LLM Perf Enthusiasts AI Discord Summary
Only 1 channel had activity, so no need to summarize...
- SciPhi.AI Reveals Knowledge Engine for LLM Agents:
@emrgnt_cmplxty
shares a link to the Sciphi.AI website, a project that proposes to enable LLM agents with seamless access to humanity's key knowledge through web-scale search and data synthesis. - You.com API Discussion:
@robotums
bumped You.com's API in the chat, wondering how it compares to the Metaphor API. In response,@jeffreyw128
explained that while You.com largely wraps the Brave API, Metaphor uses an embedding-first search approach, with an emphasis on search customization and computational resources. - Upcoming Powerful Snippets from Metaphor:
@jeffreyw128
teased an upcoming feature from Metaphor, promising impressive snippets that offer high customizability, including control of sentence count, snippets per page, and specific queries pertaining to the snippet. - Improved Response noted on Lebesgue Integration Query:
@nosa_.
stated a significantly improved response on a Lebesgue integration question they queried previously, to which@emrgnt_cmplxty
cheerfully acknowledged.
Links mentioned:
Skunkworks AI Discord Summary
Only 1 channel had activity, so no need to summarize...
- A Curiosity Check:
@dook4
inquired about the group's activity, to which@far_el
responded encouragingly, hinting at upcoming activities in the next week. - A Show of Excitement:
@s3nh1123
expressed excitement with an emoji. - Question Regarding Data Release:
@maxmatical
asked aboutwizardlm/wizardcoder
and their data release, posing the concern of irreproducible research.
Alignment Lab AI Discord Summary
- New Kid on the Block, Search RAG API:@emrgnt_cmplxty announced that the new Search RAG API is live.
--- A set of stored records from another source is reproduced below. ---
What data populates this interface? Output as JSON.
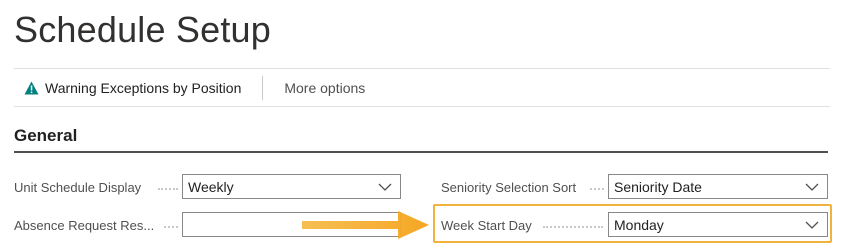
{
  "page": {
    "title": "Schedule Setup"
  },
  "toolbar": {
    "warning_label": "Warning Exceptions by Position",
    "more_label": "More options"
  },
  "section": {
    "title": "General"
  },
  "fields": {
    "unit_schedule_display": {
      "label": "Unit Schedule Display",
      "value": "Weekly"
    },
    "absence_request_res": {
      "label": "Absence Request Res...",
      "value": ""
    },
    "seniority_selection_sort": {
      "label": "Seniority Selection Sort",
      "value": "Seniority Date"
    },
    "week_start_day": {
      "label": "Week Start Day",
      "value": "Monday"
    }
  },
  "colors": {
    "accent_teal": "#00807f",
    "highlight": "#f2b33d",
    "arrow": "#f5b335"
  },
  "icons": {
    "warning": "warning-icon",
    "dropdown": "chevron-down-icon",
    "annotation_arrow": "arrow-right-icon"
  }
}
It holds compelling implications for synthetic data and grounding responses. Get more information here.
- Benchmarks Beating Models: @maxmatical raised an important point about AI model training: models may exhibit poor performance as base models because they're tuned to outdo benchmarks. Whether deliberate or accidental, this training approach can affect a model's robustness across applications.
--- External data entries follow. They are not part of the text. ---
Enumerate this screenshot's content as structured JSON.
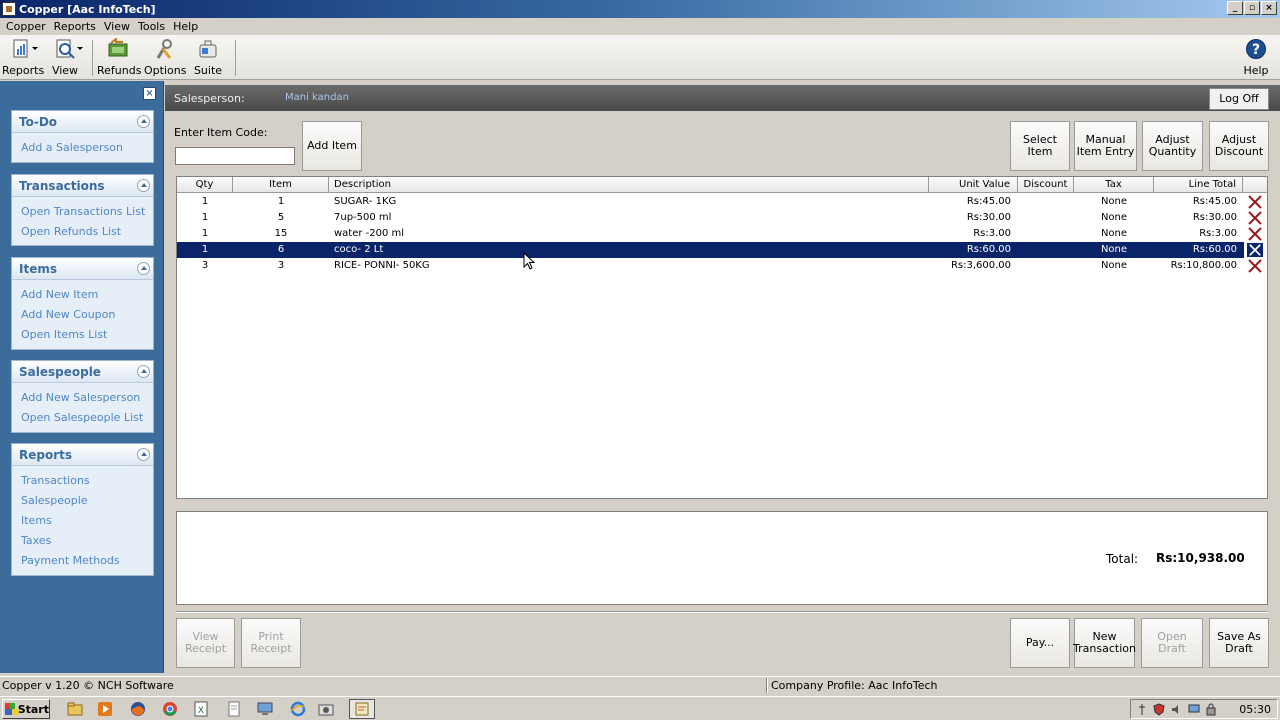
{
  "window": {
    "title": "Copper [Aac InfoTech]"
  },
  "menu": [
    "Copper",
    "Reports",
    "View",
    "Tools",
    "Help"
  ],
  "toolbar": {
    "reports": "Reports",
    "view": "View",
    "refunds": "Refunds",
    "options": "Options",
    "suite": "Suite",
    "help": "Help"
  },
  "sidebar": {
    "todo": {
      "title": "To-Do",
      "links": [
        "Add a Salesperson"
      ]
    },
    "transactions": {
      "title": "Transactions",
      "links": [
        "Open Transactions List",
        "Open Refunds List"
      ]
    },
    "items": {
      "title": "Items",
      "links": [
        "Add New Item",
        "Add New Coupon",
        "Open Items List"
      ]
    },
    "salespeople": {
      "title": "Salespeople",
      "links": [
        "Add New Salesperson",
        "Open Salespeople List"
      ]
    },
    "reports": {
      "title": "Reports",
      "links": [
        "Transactions",
        "Salespeople",
        "Items",
        "Taxes",
        "Payment Methods"
      ]
    }
  },
  "salesbar": {
    "label": "Salesperson:",
    "value": "Mani kandan",
    "logoff": "Log Off"
  },
  "entry": {
    "label": "Enter Item Code:",
    "value": "",
    "add_item": "Add Item",
    "select_item": "Select Item",
    "manual_entry_1": "Manual",
    "manual_entry_2": "Item Entry",
    "adjust_qty_1": "Adjust",
    "adjust_qty_2": "Quantity",
    "adjust_disc_1": "Adjust",
    "adjust_disc_2": "Discount"
  },
  "table": {
    "headers": [
      "Qty",
      "Item",
      "Description",
      "Unit Value",
      "Discount",
      "Tax",
      "Line Total"
    ],
    "rows": [
      {
        "qty": "1",
        "item": "1",
        "desc": "SUGAR- 1KG",
        "unit": "Rs:45.00",
        "disc": "",
        "tax": "None",
        "total": "Rs:45.00"
      },
      {
        "qty": "1",
        "item": "5",
        "desc": "7up-500 ml",
        "unit": "Rs:30.00",
        "disc": "",
        "tax": "None",
        "total": "Rs:30.00"
      },
      {
        "qty": "1",
        "item": "15",
        "desc": "water -200 ml",
        "unit": "Rs:3.00",
        "disc": "",
        "tax": "None",
        "total": "Rs:3.00"
      },
      {
        "qty": "1",
        "item": "6",
        "desc": "coco- 2 Lt",
        "unit": "Rs:60.00",
        "disc": "",
        "tax": "None",
        "total": "Rs:60.00"
      },
      {
        "qty": "3",
        "item": "3",
        "desc": "RICE- PONNI- 50KG",
        "unit": "Rs:3,600.00",
        "disc": "",
        "tax": "None",
        "total": "Rs:10,800.00"
      }
    ],
    "selected_row": 3
  },
  "totals": {
    "label": "Total:",
    "value": "Rs:10,938.00"
  },
  "actions": {
    "view_receipt_1": "View",
    "view_receipt_2": "Receipt",
    "print_receipt_1": "Print",
    "print_receipt_2": "Receipt",
    "pay": "Pay...",
    "new_tx_1": "New",
    "new_tx_2": "Transaction",
    "open_draft": "Open Draft",
    "save_draft_1": "Save As",
    "save_draft_2": "Draft"
  },
  "status": {
    "left": "Copper v 1.20 © NCH Software",
    "right": "Company Profile: Aac InfoTech"
  },
  "taskbar": {
    "start": "Start",
    "clock": "05:30"
  },
  "colors": {
    "sidebar": "#3c6c9c",
    "link": "#4f87c4",
    "selection": "#0a246a",
    "delete": "#9e1b1b"
  }
}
Alignment Lab AI Channel Summaries
▷ #general-chat (1 messages):
- New Search RAG API Now Available: User
@emrgnt_cmplxty
announces that the Search RAG API is now available for use, highlighting its benefits for synthetic data and grounding responses. Details can be found at this link.
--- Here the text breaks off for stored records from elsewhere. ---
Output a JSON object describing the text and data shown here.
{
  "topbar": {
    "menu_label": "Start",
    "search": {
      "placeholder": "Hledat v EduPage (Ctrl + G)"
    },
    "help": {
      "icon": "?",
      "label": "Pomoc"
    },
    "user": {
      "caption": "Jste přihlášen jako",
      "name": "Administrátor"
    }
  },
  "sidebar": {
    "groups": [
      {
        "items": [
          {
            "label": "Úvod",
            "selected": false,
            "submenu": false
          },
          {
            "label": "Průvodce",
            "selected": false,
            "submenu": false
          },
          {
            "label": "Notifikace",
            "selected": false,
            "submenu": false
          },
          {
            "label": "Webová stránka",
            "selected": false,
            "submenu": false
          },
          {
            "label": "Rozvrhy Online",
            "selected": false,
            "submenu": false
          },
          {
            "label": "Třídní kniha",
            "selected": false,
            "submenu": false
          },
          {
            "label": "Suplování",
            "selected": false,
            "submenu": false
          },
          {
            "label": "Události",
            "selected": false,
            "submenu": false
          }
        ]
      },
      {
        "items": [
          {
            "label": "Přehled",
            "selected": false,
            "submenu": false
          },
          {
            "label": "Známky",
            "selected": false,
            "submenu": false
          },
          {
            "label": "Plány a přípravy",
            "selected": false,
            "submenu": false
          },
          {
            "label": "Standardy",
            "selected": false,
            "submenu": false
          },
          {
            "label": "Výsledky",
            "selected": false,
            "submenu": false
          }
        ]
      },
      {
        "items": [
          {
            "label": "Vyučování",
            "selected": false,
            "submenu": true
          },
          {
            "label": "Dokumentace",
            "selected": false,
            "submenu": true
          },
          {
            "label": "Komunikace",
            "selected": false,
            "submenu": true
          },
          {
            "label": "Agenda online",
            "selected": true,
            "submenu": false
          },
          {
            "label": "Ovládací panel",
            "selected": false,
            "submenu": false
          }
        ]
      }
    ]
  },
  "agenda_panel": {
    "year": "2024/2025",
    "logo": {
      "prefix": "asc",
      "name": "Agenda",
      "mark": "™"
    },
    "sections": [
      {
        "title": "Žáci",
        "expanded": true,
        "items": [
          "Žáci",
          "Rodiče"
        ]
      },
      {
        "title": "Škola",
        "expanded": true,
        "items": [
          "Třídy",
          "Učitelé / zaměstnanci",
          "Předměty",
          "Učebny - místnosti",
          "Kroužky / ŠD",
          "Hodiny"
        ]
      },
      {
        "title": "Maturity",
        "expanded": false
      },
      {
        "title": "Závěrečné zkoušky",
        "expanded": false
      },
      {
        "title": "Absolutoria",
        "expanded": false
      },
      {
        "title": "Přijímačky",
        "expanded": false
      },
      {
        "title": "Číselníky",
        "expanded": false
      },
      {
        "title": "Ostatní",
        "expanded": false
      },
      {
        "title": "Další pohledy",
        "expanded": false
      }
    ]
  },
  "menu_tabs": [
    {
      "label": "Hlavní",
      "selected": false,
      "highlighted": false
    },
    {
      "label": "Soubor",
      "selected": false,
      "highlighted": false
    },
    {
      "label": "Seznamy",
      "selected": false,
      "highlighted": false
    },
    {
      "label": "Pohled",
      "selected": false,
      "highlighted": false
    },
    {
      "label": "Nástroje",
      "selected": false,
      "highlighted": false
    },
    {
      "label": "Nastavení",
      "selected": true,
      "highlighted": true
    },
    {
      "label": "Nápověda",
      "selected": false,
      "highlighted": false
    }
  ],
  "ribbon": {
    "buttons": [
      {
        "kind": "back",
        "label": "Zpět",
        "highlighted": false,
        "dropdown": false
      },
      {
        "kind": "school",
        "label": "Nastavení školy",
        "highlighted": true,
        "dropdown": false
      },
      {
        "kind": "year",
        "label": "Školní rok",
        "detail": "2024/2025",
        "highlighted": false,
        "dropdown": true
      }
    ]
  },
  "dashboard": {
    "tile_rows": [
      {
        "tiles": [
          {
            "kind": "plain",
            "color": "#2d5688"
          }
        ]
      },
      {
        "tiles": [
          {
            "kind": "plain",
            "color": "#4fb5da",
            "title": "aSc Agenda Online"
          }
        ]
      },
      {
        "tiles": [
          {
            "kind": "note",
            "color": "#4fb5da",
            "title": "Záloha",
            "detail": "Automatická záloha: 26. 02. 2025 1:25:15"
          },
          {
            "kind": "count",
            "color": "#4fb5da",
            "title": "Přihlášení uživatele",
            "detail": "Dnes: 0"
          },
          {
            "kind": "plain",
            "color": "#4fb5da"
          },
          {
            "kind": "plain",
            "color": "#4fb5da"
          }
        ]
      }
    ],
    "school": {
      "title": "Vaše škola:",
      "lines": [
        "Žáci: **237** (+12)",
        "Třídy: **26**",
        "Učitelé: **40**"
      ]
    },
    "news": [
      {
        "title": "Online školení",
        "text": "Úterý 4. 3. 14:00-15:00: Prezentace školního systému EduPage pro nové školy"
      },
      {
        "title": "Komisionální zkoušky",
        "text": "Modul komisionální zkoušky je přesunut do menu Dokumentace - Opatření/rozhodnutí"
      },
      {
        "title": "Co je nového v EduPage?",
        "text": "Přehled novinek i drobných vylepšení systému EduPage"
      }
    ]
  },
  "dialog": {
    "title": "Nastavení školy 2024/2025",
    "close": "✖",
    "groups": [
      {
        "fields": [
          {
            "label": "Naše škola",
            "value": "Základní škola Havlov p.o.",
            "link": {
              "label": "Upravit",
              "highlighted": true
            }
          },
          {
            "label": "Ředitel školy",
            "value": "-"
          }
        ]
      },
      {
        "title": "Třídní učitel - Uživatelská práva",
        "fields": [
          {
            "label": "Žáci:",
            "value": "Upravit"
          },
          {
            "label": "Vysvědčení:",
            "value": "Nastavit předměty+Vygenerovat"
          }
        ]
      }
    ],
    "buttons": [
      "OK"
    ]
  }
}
▷ #phi-tuning (1 messages):
- Models Trained to Beat Benchmarks: User
@maxmatical
suggested that models may not perform effectively as base models because they are primarily trained to beat benchmarks, either intentionally or unintentionally.
The Datasette/LLM (@SimonW) Discord has no new messages. If this guild has been quiet for too long, let us know and we will remove it.
The YAIG (a16z Infra) Discord has no new messages. If this guild has been quiet for too long, let us know and we will remove it.